Isabel Hardman Isabel Hardman

Sunak hints at why he opted for a snap summer election

Rishi Sunak (Photo: Getty)

There is no good answer to the question of why Rishi Sunak called the general election for 4 July, other than that it comes at a time when things are marginally better than they were and before things could get a lot worse. There is, by the way, no good answer to the question of when would be a good time for the Conservatives to hold the election because they are 21 points behind in the polls and largely hate one another and the responsibility of government. 

Sunak wants to make it about his record

This morning, Sunak insisted on his broadcast rounds that the answer to ‘why now?’ was that he had reached a moment of economic stability. This is not a logical position: elections by their very nature create turmoil and it would be easier to argue – as the Prime Minister was saying only a few months ago – that it was better to keep going to ensure economic stability. He did, though, give a clue as to why now might be advantageous: he admitted that there will be no flights to Rwanda before the election. Now, he’s making Rwanda going ahead a key part of his sell. But he also doesn’t have to go to the polls after a summer of more small boat crossings and no evidence that even planes in the sky to Rwanda are working as a deterrent. 

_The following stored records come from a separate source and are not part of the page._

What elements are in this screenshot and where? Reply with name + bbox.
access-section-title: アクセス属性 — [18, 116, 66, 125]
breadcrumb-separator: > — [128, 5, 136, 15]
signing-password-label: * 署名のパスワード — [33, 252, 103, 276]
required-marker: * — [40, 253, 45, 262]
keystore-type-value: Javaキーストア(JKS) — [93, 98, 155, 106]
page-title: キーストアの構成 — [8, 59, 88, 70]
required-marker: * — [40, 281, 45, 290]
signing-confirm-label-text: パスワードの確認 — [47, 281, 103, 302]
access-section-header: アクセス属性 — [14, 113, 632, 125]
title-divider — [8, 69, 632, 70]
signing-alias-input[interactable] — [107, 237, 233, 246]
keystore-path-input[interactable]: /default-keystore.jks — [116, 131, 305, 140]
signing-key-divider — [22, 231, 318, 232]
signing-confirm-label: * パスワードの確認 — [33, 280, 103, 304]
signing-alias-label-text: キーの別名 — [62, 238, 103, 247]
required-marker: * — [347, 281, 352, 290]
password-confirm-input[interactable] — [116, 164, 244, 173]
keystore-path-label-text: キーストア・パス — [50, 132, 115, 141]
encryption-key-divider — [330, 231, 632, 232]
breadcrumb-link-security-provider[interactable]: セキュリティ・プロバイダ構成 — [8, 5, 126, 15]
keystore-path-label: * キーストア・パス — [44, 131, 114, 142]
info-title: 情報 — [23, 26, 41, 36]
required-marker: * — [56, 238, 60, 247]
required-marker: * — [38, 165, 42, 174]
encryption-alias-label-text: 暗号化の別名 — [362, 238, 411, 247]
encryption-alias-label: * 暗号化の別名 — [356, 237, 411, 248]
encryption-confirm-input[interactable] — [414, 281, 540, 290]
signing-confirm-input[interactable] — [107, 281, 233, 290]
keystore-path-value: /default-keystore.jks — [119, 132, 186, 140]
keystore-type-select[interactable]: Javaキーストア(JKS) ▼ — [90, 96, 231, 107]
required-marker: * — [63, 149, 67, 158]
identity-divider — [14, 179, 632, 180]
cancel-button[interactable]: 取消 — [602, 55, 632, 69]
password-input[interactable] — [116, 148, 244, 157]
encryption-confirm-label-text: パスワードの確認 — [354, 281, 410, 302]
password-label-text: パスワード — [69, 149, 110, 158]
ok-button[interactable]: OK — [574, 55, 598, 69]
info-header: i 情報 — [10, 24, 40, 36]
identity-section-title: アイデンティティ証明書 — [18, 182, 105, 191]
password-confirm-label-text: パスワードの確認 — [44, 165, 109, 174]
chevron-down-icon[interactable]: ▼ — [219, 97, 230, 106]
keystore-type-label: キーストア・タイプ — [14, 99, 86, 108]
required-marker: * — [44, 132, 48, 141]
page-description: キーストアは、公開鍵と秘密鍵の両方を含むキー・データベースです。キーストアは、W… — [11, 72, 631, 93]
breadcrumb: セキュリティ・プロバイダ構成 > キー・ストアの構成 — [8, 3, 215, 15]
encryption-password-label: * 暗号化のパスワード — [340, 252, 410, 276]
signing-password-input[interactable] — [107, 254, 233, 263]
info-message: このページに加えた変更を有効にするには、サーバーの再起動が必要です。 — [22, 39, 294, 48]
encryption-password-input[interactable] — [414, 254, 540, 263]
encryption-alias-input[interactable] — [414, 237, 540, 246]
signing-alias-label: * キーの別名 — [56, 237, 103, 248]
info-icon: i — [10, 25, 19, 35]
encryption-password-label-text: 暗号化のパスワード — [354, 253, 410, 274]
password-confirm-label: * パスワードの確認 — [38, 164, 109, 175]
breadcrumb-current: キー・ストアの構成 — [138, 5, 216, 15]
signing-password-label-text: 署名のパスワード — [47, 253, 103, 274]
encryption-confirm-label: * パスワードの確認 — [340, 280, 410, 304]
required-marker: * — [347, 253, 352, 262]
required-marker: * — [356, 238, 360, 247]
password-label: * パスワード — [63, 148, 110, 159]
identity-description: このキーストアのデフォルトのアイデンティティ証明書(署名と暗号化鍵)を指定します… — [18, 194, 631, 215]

The whole tenor of the launch of the election campaign so far has been that things aren’t going the Conservatives’ way. You could see it in Sunak’s eyes yesterday evening as he stood in Downing Street getting drenched and nearly drowned out by a loudspeaker playing the New Labour anthem ‘Things Can Only Get Better’. You could see it in the facial expressions of the cabinet standing behind him at last night’s rally: many of them had the glassy eyes and fixed smiles of people trying not to cry on TV. They were as surprised as everyone else by yesterday’s announcement, and are having to work themselves into a state of enthusiasm to answer the even tougher question than ‘why now?’, which is ‘why stick with the Conservatives?’.

So far Sunak wants to make it about his record and a ‘better the devil you know’ pitch. But things won’t go his way: his party may have a very different idea of what it wants to say in this campaign.